Por esa fecha empezó a sonar con fuerza Daddy Yankee y “Quiero más gasolina”,
un ruido extraño y sofocante que al principio solo impactó
a los adolescentes más guarros del barrio
Yo escucho música todo el día. La gran mayoría de las veces lo hago a solas y siempre son los mismos tres o cuatro discos completos que he escuchado desde hace 15 años. Soy lo suficientemente viejo como para no abrirme a los Dj o a jóvenes jazzeros que han explotado en Youtube. Para mí la música, como la marihuana, es un placer que se consume en solitario. Cuando bebo me gusta la salsa, el rock de los noventa, los Stones y si, si estoy muy ebrio me pongo una y otra vez las viejas canciones de Miguel Bosé o Nicola di Bari que son una mierda pero son mi propia mierda. Entiendo que los veinteañeros perreen los viernes en la noche y que la mañana del sábado sofoquen su guayabo químico con Creedence. Lo que no le perdono es a cuarentones como uno, que se precian de haber escuchado música, que pagan VIP cuando viene U2 o Depeche Mode así no se sepan completa ninguna de sus canciones, decir que a ellos el fenómeno Maluma no les disgusta tanto y que hasta lo verían en Madrid y si es posible harían la filita al lado de Messi, Suárez y Neymar para darle la manita. ¿Será que son tan imbéciles que escuchan en sus soledades otoñales las Cuatro Babys o Felices los cuatro o alguna chorrada de estas? ¿Será que las neuronas no le dan para más que pueden llegar a sentirse menos solos con los ritmos de Kevin Roldán? ¿Habrá gente cuarentona que escuche reguetón a solas para entrar a un nuevo estado de conciencia?

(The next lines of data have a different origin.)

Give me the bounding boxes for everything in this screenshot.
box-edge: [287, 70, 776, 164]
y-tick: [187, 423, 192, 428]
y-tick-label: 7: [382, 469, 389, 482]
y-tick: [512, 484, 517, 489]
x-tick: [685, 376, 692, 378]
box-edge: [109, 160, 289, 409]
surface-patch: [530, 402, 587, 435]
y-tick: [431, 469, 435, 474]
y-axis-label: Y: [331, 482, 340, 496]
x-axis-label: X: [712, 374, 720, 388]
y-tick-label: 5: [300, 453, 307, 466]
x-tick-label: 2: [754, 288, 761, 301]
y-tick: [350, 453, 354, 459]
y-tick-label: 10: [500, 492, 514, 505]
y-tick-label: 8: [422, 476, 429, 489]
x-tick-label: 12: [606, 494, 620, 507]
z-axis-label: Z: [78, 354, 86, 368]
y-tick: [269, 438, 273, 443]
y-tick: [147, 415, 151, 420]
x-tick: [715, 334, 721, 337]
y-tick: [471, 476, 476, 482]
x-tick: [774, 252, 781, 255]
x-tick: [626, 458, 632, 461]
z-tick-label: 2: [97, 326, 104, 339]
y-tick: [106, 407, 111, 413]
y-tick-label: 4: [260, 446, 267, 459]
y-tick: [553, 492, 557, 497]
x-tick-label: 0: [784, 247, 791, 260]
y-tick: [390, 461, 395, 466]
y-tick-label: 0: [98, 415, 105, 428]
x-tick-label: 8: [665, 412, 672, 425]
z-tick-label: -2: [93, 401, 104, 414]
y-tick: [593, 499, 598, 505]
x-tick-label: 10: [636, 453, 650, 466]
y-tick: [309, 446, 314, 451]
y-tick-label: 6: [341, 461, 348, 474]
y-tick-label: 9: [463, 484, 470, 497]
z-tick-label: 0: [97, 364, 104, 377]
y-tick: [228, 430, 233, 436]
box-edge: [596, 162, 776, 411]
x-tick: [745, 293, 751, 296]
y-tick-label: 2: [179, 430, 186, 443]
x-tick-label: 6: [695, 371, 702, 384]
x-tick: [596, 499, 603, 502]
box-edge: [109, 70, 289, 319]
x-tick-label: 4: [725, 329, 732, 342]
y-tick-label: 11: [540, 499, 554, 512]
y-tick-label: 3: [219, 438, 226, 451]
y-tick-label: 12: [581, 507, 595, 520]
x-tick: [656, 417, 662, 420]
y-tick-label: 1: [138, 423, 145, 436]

El rock ya desapareció en Colombia. Miren no más que Medellín, ciudad autoproclamada progresista que pasó a la historia por ser la primera que no pudo vender las boletas suficientes para que el líder de los Beatles se presentara allí. Miren no más la ausencia de bares de rock importantes, influyentes en Bogotá. En esta sociedad posapocalíptica el ruido oficial son las de las viejas casas de la Séptima desplomándose y el reguetón, el reguetón que ya hasta escuchan los muchachos de izquierda para demostrar, en su necesidad de aparentar ser políticamente correctos, que no son excluyentes, que entienden y abrazan a cualquier persona, incluso a los descerebrados, sobre todo a los descerebrados.